L’axe Yaoundé-Moscou consolidé

Le chef de l’Etat et l’ambassadeur de Russie ont discuté jeudi 12 janvier de l’élargissement de la relation Cameroun-Russie.

Hôte du palais de l’Unité jeudi 12 janvier en fin de matinée, l’ambassadeur de la Fédération de Russie au Cameroun, S.E. Nikolay Ratsiborinskiy a eu avec le chef de l’Etat un entretien de près d’une heure d’horloge. Accueilli au perron du palais à 11h40, puis introduit auprès du président de la République par le chef du protocole d’Etat, Simon Pierre Bikele, le diplomate russe est ressorti peu avant 13 h. S’adressant à la presse au terme de la longue audience, Nikolay Ratsiborinskiy a lui-même qualifiée de très importante la rencontre qu’il venait  d’avoir avec le président Paul Biya. Un long entretien donc, au regard de l’importance et de la variété des sujets évoqués : structuration et élargissement de la coopération Cameroun-Russie ; disponibilité de la Russie à appuyer les grands projets de développement de notre pays ; mais aussi la lutte contre le terrorisme.
L’échange entre le chef de l’Etat et le diplomate russe a d’abord permis aux deux personnalités d’effectuer un tour d’horizon de relations de coopération entre le Cameroun et la Russie. Ils ont convenu de la nécessité d’élargir, mais aussi et surtout de structurer cette coopération dans les différents domaines. Il s’agira de créer des groupes de travail, ou des commissions intergouvernementales Russie-Cameroun, dans les domaines de la sécurité, de l’économie, des finances et autres. Le diplomate russe a mentionné à titre d’exemple le groupe de travail récemment installé et qui se déploie dans le domaine de la coopération dans le secteur hydraulique. Avec pour objectif : de couvrir la production d’électricité à travers la construction de centrales hydrauliques ; de construire des ports, moderniser et/ou élargir les ports existants ; de créer des sociétés de cabotage… Ce groupe de travail est le premier d’une chaîne de groupes à mettre sur pied, en prélude à l’installation de la grande commission intergouvernementale Russie-Cameroun dont ces groupes de travail deviendront des sous-commissions.
Nikolay Ratsiborinskiy a ensuite déclaré avoir transmis au chef de l’Etat le message du gouvernement de son pays, à savoir que la Russie est ouverte et disponible à entrer dans les grands projets de développement de notre pays.

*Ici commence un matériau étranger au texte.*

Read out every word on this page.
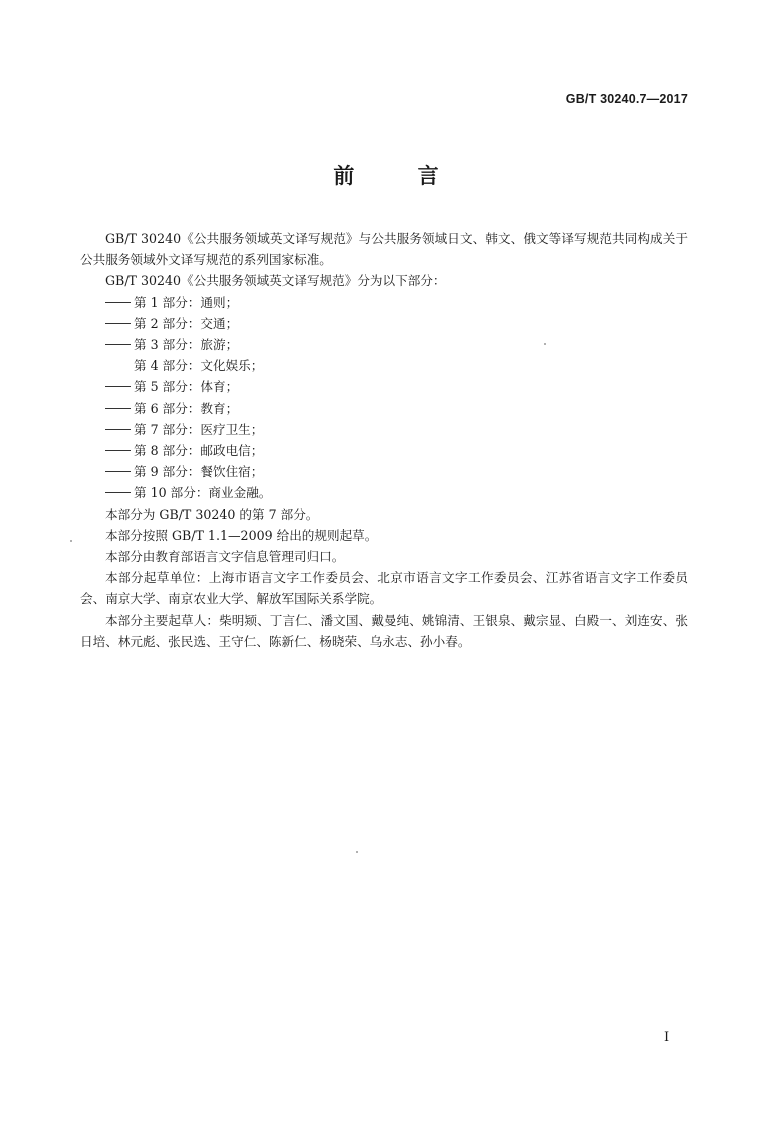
GB/T 30240.7—2017
前 言

GB/T 30240《公共服务领域英文译写规范》与公共服务领域日文、韩文、俄文等译写规范共同构成关于公共服务领域外文译写规范的系列国家标准。

GB/T 30240《公共服务领域英文译写规范》分为以下部分：

第 1 部分：通则；

第 2 部分：交通；

第 3 部分：旅游；

第 4 部分：文化娱乐；

第 5 部分：体育；

第 6 部分：教育；

第 7 部分：医疗卫生；

第 8 部分：邮政电信；

第 9 部分：餐饮住宿；

第 10 部分：商业金融。

本部分为 GB/T 30240 的第 7 部分。

本部分按照 GB/T 1.1—2009 给出的规则起草。

本部分由教育部语言文字信息管理司归口。

本部分起草单位：上海市语言文字工作委员会、北京市语言文字工作委员会、江苏省语言文字工作委员会、南京大学、南京农业大学、解放军国际关系学院。

本部分主要起草人：柴明颎、丁言仁、潘文国、戴曼纯、姚锦清、王银泉、戴宗显、白殿一、刘连安、张日培、林元彪、张民选、王守仁、陈新仁、杨晓荣、乌永志、孙小春。

I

Moscou entend soutenir ces projets par des investissements et par des crédits sous les conditions les plus favorables pour le Cameroun.
La lutte contre le terrorisme a également figuré en bonne place dans l’entretien entre le chef de l’Etat et le diplomate russe. Les deux personnalités ont d’une part évoqué le développement de la situation au Proche-Orient. Une situation complexe qui, aux dires de Nikolay Ratsiborinskiy, « ne renvoie pas seulement à la nécessité d’annihiler le terrorisme et nettoyer le territoire d’un Etat souverain – la Syrie – de ces forces terroristes, mais de faire ce travail de telle manière que les dizaines de milliers de terroristes  ne se dispersent pas à travers l’Europe, l’Afrique du nord et l’Afrique [subsaharienne – ndlr], mais soient neutralisés et annihilés là où ils sont ». Pour Moscou, il ne s’agit pas seulement d’un problème de dialogue entre le gouvernement de Baachar al Assad et la soi-disant « opposition non armée, non violente ». La tâche actuelle, a  souligné le diplomate russe, est la véritable neutralisation de toutes ces forces terroristes pour le moment concentrées en Syrie et en Irak.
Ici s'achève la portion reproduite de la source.